Rafael Rey was elected Member of the so-called Democratic Constitutional Congress under the new unicameral constitution in 1992. He was re-elected Congressman for the National Renewal in 1995 and in 2000 as part of the Avancemos alliance led by Federico Salas who was afterwards appointed Prime Minister by President Fujimori. In the 2001 early elections caused by the corruption crisis leading to Fujimori's resignation, Rey contested as part of the Christian Democrats-led National Unity alliance of presidential candidate Lourdes Flores and was re-elected to the Congress. In 2006, he was voted one of five Peruvian representatives to the Andean Parliament, again on the ballot of Flores' National Unity.

=== Minister in the García administration ===

As President Alan García of the social democratic Peruvian Aprista Party did not have a stable majority in Congress, he and his changing Prime Ministers tried to win multi-partisan support. Thus they appointed Rey twice to their governments, as Minister of Production from 2006 to 2008, and as Minister of Defense for a short period from 2009 to 2010. In between he served as Ambassador to Italy for from February to July 2009. His participation in Garcia's government led to the break with Flores and her oppositional National Unity Alliance.

=== Presidential election 2011 ===

In the 2011 general election Rafael Rey changed sides and allied with Fujimori's daughter Keiko. He was the candidate for First Vice President on the Force 2011 ticket.

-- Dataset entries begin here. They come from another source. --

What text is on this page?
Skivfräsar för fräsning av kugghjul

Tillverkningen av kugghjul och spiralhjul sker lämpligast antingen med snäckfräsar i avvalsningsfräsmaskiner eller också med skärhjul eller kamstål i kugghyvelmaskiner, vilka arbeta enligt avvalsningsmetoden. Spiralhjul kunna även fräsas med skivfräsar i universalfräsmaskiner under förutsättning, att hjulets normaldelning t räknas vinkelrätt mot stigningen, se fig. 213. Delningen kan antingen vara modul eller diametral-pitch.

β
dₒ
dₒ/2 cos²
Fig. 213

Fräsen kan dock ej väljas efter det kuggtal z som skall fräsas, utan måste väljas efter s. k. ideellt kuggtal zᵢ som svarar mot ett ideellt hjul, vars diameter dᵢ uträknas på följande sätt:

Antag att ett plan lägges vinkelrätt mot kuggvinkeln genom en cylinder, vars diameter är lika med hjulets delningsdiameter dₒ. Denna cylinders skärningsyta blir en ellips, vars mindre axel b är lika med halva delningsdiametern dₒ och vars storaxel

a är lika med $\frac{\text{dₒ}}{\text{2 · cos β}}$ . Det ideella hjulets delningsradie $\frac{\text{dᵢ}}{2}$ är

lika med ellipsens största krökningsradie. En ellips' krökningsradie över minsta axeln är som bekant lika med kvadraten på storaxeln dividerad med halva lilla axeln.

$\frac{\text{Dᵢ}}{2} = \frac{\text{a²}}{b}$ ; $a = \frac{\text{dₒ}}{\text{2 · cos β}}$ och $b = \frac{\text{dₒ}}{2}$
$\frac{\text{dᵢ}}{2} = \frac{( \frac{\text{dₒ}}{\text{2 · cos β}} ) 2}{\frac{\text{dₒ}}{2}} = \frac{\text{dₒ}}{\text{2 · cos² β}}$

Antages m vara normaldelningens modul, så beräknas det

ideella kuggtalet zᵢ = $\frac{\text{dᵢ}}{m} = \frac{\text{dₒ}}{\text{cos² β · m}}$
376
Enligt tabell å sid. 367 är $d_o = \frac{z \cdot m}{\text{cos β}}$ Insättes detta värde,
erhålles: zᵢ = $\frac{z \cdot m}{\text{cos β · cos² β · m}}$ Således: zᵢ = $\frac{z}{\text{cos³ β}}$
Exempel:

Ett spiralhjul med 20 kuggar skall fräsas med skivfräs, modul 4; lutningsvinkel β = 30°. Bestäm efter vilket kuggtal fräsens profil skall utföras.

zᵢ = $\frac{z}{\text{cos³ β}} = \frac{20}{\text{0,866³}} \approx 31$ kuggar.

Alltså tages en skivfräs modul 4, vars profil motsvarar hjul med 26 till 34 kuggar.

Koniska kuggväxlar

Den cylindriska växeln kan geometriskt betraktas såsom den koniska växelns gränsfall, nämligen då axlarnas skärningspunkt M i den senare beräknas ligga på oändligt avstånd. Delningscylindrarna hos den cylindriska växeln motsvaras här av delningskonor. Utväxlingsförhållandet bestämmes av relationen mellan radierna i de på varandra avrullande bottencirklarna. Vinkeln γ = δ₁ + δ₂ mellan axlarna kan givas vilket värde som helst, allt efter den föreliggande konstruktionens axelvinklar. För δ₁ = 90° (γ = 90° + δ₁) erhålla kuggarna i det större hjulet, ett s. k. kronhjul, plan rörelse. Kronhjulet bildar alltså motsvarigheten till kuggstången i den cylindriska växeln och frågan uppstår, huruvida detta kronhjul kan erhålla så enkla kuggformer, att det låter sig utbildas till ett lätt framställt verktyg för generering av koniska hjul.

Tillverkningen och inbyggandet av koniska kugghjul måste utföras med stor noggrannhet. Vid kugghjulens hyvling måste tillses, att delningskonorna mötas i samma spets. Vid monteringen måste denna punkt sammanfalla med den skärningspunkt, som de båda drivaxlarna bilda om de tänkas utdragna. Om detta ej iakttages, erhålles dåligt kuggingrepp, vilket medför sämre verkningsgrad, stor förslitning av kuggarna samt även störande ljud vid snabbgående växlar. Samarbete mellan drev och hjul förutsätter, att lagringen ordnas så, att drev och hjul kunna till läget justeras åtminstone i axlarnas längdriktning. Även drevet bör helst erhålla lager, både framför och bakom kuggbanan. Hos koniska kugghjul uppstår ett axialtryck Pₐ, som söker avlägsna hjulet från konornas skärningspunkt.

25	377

Keiko Fujimori lost to left-wing Ollanta Humala in the second round on June 5. Nevertheless, Rey was re-elected to the Andean Parliament as the Force 2011 representative with more than 470,000 votes, the best result for any candidate nationwide.

=== Member of the Central Reserve Bank of Peru Board of Directors ===
On October 27, 2016, he was elected by Congress as Director of the Central Reserve Bank of Peru (BCRP). This election generated controversy, since it was believed that Rafael Rey had no studies or experience in economic matters or monetary policy Due to a statement where Rey Rey commented that the experience he has in these matters is that "that every person with common sense has" and indicated the following: "Of course I have to study and proceed with the prudence of the case and the position require". However, later Rey himself clarified that he had taken his statements incompletely, since what he had said was that "in addition to having the knowledge and professional experience, he would proceed with great prudence to study the reports and reports that would reach him as director of the BCR".

==Personal life==
Rey is a numerary member of Opus Dei. During the COVID-19 pandemic in Peru, Rey announced that he contracted the virus on March 20, 2020.